Téhéran Tabou fait suite à de nombreux films iraniens à l’instar de Ceci n’est pas un film tourné discrètement dans un appartement et Taxi Teheran du même cinéaste Jafar Panahi, film réalisé avec des petites caméras dans un taxi. En citant ce cinéaste, plusieurs fois emprisonné - avec en 2010 une interdiction de filmer pendant vingt ans - on parle de la partie la plus visible de la cinématographie iranienne. Car de nombreux cinéastes rusent chaque jour pour réaliser leurs films : depuis le chef de file Abbas Kiarostami jusqu’à récemment Ida Panahandeh, tous se battent pour tenter de parler de ce qui gangrène la société iranienne.
Le cinéma d’animation iranien
Tourner un film en Iran est de plus en plus compliqué.
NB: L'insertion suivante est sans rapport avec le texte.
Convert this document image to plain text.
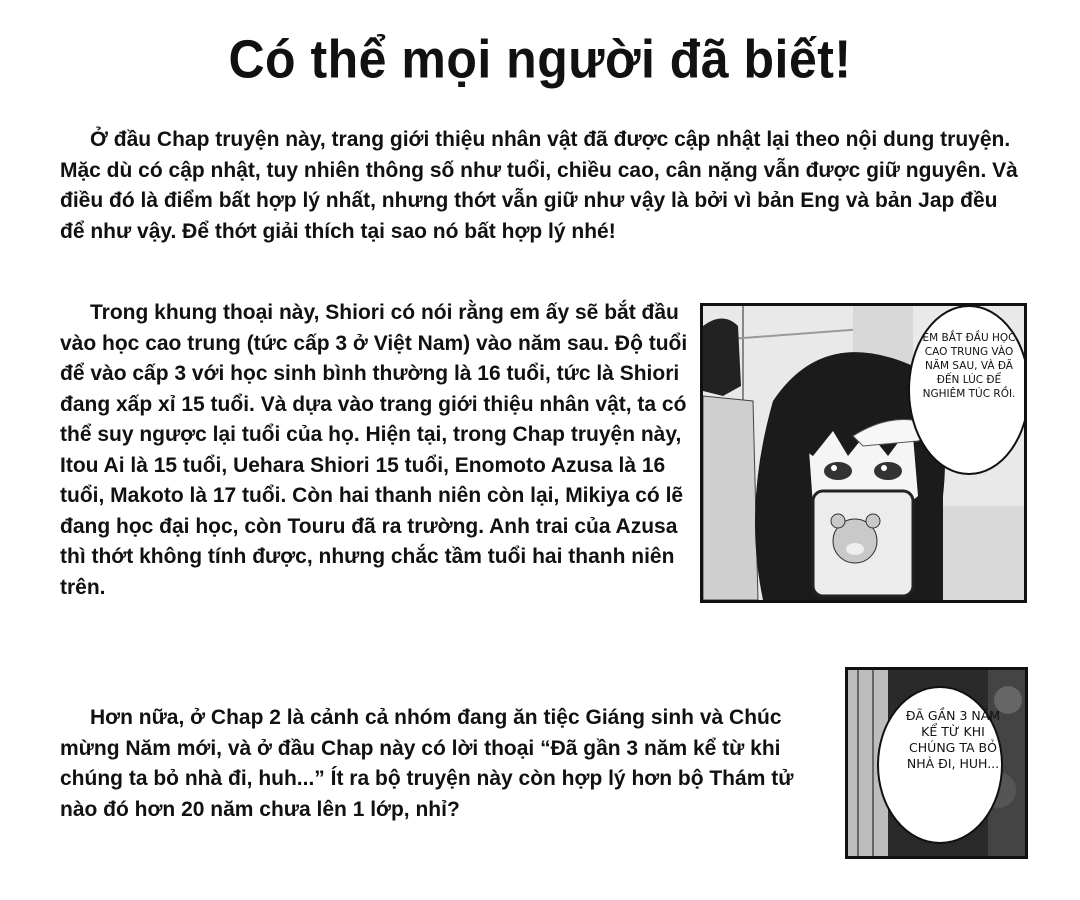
Có thể mọi người đã biết!

Ở đầu Chap truyện này, trang giới thiệu nhân vật đã được cập nhật lại theo nội dung truyện. Mặc dù có cập nhật, tuy nhiên thông số như tuổi, chiều cao, cân nặng vẫn được giữ nguyên. Và điều đó là điểm bất hợp lý nhất, nhưng thớt vẫn giữ như vậy là bởi vì bản Eng và bản Jap đều để như vậy. Để thớt giải thích tại sao nó bất hợp lý nhé!

Trong khung thoại này, Shiori có nói rằng em ấy sẽ bắt đầu vào học cao trung (tức cấp 3 ở Việt Nam) vào năm sau. Độ tuổi để vào cấp 3 với học sinh bình thường là 16 tuổi, tức là Shiori đang xấp xỉ 15 tuổi. Và dựa vào trang giới thiệu nhân vật, ta có thể suy ngược lại tuổi của họ. Hiện tại, trong Chap truyện này, Itou Ai là 15 tuổi, Uehara Shiori 15 tuổi, Enomoto Azusa là 16 tuổi, Makoto là 17 tuổi. Còn hai thanh niên còn lại, Mikiya có lẽ đang học đại học, còn Touru đã ra trường. Anh trai của Azusa thì thớt không tính được, nhưng chắc tầm tuổi hai thanh niên trên.

Hơn nữa, ở Chap 2 là cảnh cả nhóm đang ăn tiệc Giáng sinh và Chúc mừng Năm mới, và ở đầu Chap này có lời thoại “Đã gần 3 năm kể từ khi chúng ta bỏ nhà đi, huh...” Ít ra bộ truyện này còn hợp lý hơn bộ Thám tử nào đó hơn 20 năm chưa lên 1 lớp, nhỉ?

EM BẮT ĐẦU HỌC CAO TRUNG VÀO NĂM SAU, VÀ ĐÃ ĐẾN LÚC ĐỂ NGHIÊM TÚC RỒI.
ĐÃ GẦN 3 NĂM KỂ TỪ KHI CHÚNG TA BỎ NHÀ ĐI, HUH...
Depuis Persepolis, admirable film de Marjane Satrapi et Vincent Paronnaud, on sait désormais que le cinéma d’animation permet aux cinéastes de réaliser leurs films à l’étranger pour éviter la censure.
Aki Soozandeha ne peut pas retourner dans son pays ; il vit et travaille en Allemagne ; il utilise l’animation pour parler librement des problèmes et des contradictions de la société iranienne où tout est tabou. Dans Teheran Tabou le réalisateur a filmé les acteurs en studio sur un écran vert. Cette technique appelée la rotoscopie permet d’ajouter ensuite des décors et de mettre en relief le dessin des personnages. Ce qui apporte au film une expressivité des visages et un caractère bien réel.
Le poids des tabous
Dès le début du film on voit une femme se prostituer avec un chauffeur de taxi qui, quelques secondes plus tard, hurle parce qu’il aperçoit sa fille en compagnie d’un jeune homme.
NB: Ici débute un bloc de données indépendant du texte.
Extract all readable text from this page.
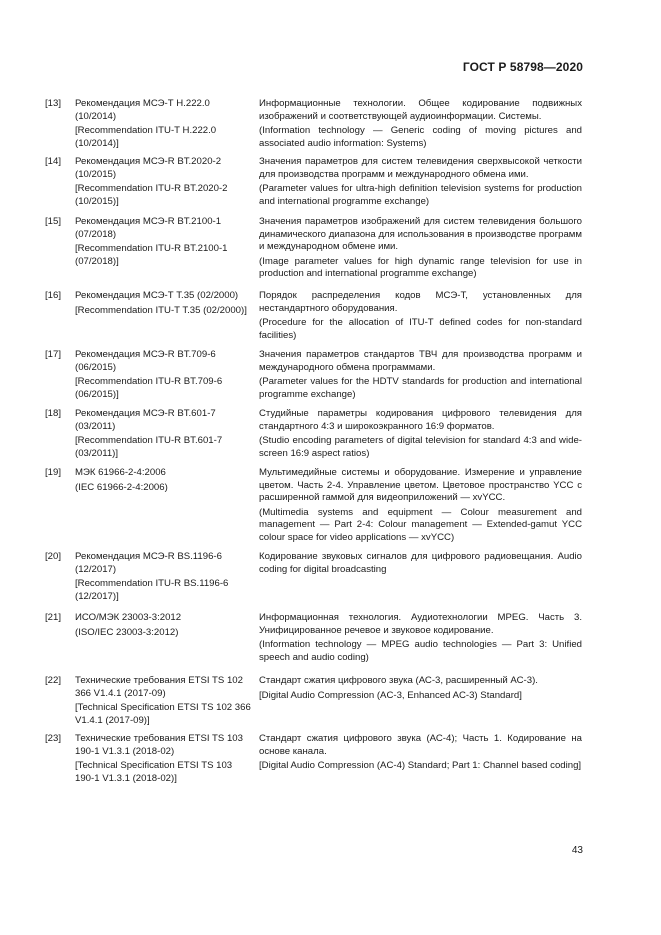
ГОСТ Р 58798—2020
[13] Рекомендация МСЭ-Т Н.222.0 (10/2014)

[Recommendation ITU-T H.222.0 (10/2014)]

Информационные технологии. Общее кодирование подвижных изображений и соответствующей аудиоинформации. Системы.

(Information technology — Generic coding of moving pictures and associated audio information: Systems)

[14] Рекомендация МСЭ-R BT.2020-2 (10/2015)

[Recommendation ITU-R BT.2020-2 (10/2015)]

Значения параметров для систем телевидения сверхвысокой четкости для производства программ и международного обмена ими.

(Parameter values for ultra-high definition television systems for production and international programme exchange)

[15] Рекомендация МСЭ-R BT.2100-1 (07/2018)

[Recommendation ITU-R BT.2100-1 (07/2018)]

Значения параметров изображений для систем телевидения большого динамического диапазона для использования в производстве программ и международном обмене ими.

(Image parameter values for high dynamic range television for use in production and international programme exchange)

[16] Рекомендация МСЭ-Т Т.35 (02/2000)

[Recommendation ITU-T T.35 (02/2000)]

Порядок распределения кодов МСЭ-Т, установленных для нестандартного оборудования.

(Procedure for the allocation of ITU-T defined codes for non-standard facilities)

[17] Рекомендация МСЭ-R BT.709-6 (06/2015)

[Recommendation ITU-R BT.709-6 (06/2015)]

Значения параметров стандартов ТВЧ для производства программ и международного обмена программами.

(Parameter values for the HDTV standards for production and international programme exchange)

[18] Рекомендация МСЭ-R BT.601-7 (03/2011)

[Recommendation ITU-R BT.601-7 (03/2011)]

Студийные параметры кодирования цифрового телевидения для стандартного 4:3 и широкоэкранного 16:9 форматов.

(Studio encoding parameters of digital television for standard 4:3 and wide-screen 16:9 aspect ratios)

[19] МЭК 61966-2-4:2006

(IEC 61966-2-4:2006)

Мультимедийные системы и оборудование. Измерение и управление цветом. Часть 2-4. Управление цветом. Цветовое пространство YCC с расширенной гаммой для видеоприложений — xvYCC.

(Multimedia systems and equipment — Colour measurement and management — Part 2-4: Colour management — Extended-gamut YCC colour space for video applications — xvYCC)

[20] Рекомендация МСЭ-R BS.1196-6 (12/2017)

[Recommendation ITU-R BS.1196-6 (12/2017)]

Кодирование звуковых сигналов для цифрового радиовещания. Audio coding for digital broadcasting

[21] ИСО/МЭК 23003-3:2012

(ISO/IEC 23003-3:2012)

Информационная технология. Аудиотехнологии MPEG. Часть 3. Унифицированное речевое и звуковое кодирование.

(Information technology — MPEG audio technologies — Part 3: Unified speech and audio coding)

[22] Технические требования ETSI TS 102 366 V1.4.1 (2017-09)

[Technical Specification ETSI TS 102 366 V1.4.1 (2017-09)]

Стандарт сжатия цифрового звука (АС-3, расширенный АС-3).

[Digital Audio Compression (AC-3, Enhanced AC-3) Standard]

[23] Технические требования ETSI TS 103 190-1 V1.3.1 (2018-02)

[Technical Specification ETSI TS 103 190-1 V1.3.1 (2018-02)]

Стандарт сжатия цифрового звука (АС-4); Часть 1. Кодирование на основе канала.

[Digital Audio Compression (AC-4) Standard; Part 1: Channel based coding]

43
En montrant les contradictions, le film révèle les tabous et interdits qui musèlent la sexualité de la population iranienne. On suit plusieurs destins, celui d’une femme enceinte (au service de son mari et de sa belle famille) qui aimerait changer de vie ; celui d’une prostituée qui se bat pour que son fils puisse aller à l’école et, enfin, celui d’une jeune fille qui perd sa virginité un soir de fête et veut faire reconstruire son hymen pour son mariage prochain.
La femme est accusée des pires crimes alors que les hommes bénéficient d’une certaine impunité. Le cinéaste insiste sur la vie des femmes car elles incarnent les valeurs sur lesquelles repose l’honneur de la famille. Néanmoins, il montre aussi en filigrane comment les hommes vivent leurs frustrations et même comment un homme dans une société archaïque peut sortir des schémas ; on voit comment un jeune artiste qui entreprend de payer la reconstruction d’hymen se heurte constamment à la corruption généralisée. Par ailleurs ce jeune musicien donne des indications sur la place de l’artiste dans la société iranienne : il ne peut prétendre à des aides car sa musique est éloignée des principes islamistes. Il en va de même pour les films évidemment.
L’enfant muet
La séquence d’ouverture du film est reprise avec d’autres situations où les personnages sont en pleine contradiction : le mari de la femme enceinte rend visite à la prostituée ; pour scolariser son enfant, la prostituée use de ses charmes avec le juge chargé de l’application de la loi islamiste ; et la femme qui a perdu sa virginité annonce enfin qu’elle ne se marie pas et doit prouver sa virginité avant de partir à Dubaï. En dehors de ce constat effrayant, le cinéaste montre aussi comment les restrictions imposées par la loi et la religion, intégrées par chacun, deviennent une forme d’autocensure. Et si quelqu’un tente d’échapper à ce système et de clamer haut et fort son désir, il est violemment banni par sa famille et la société.
La présence de l’enfant muet est un regard silencieux posé sur la société. Il ne dit rien et regarde, témoin muet de la souffrance qui pèse sur la population. A la fin du film, alors que la mise en scène se resserre sur la grande détresse d’une femme, il se met à l’écart de la violence, comme si sa recherche de la douceur dessinait peut-être la promesse d’un avenir différent.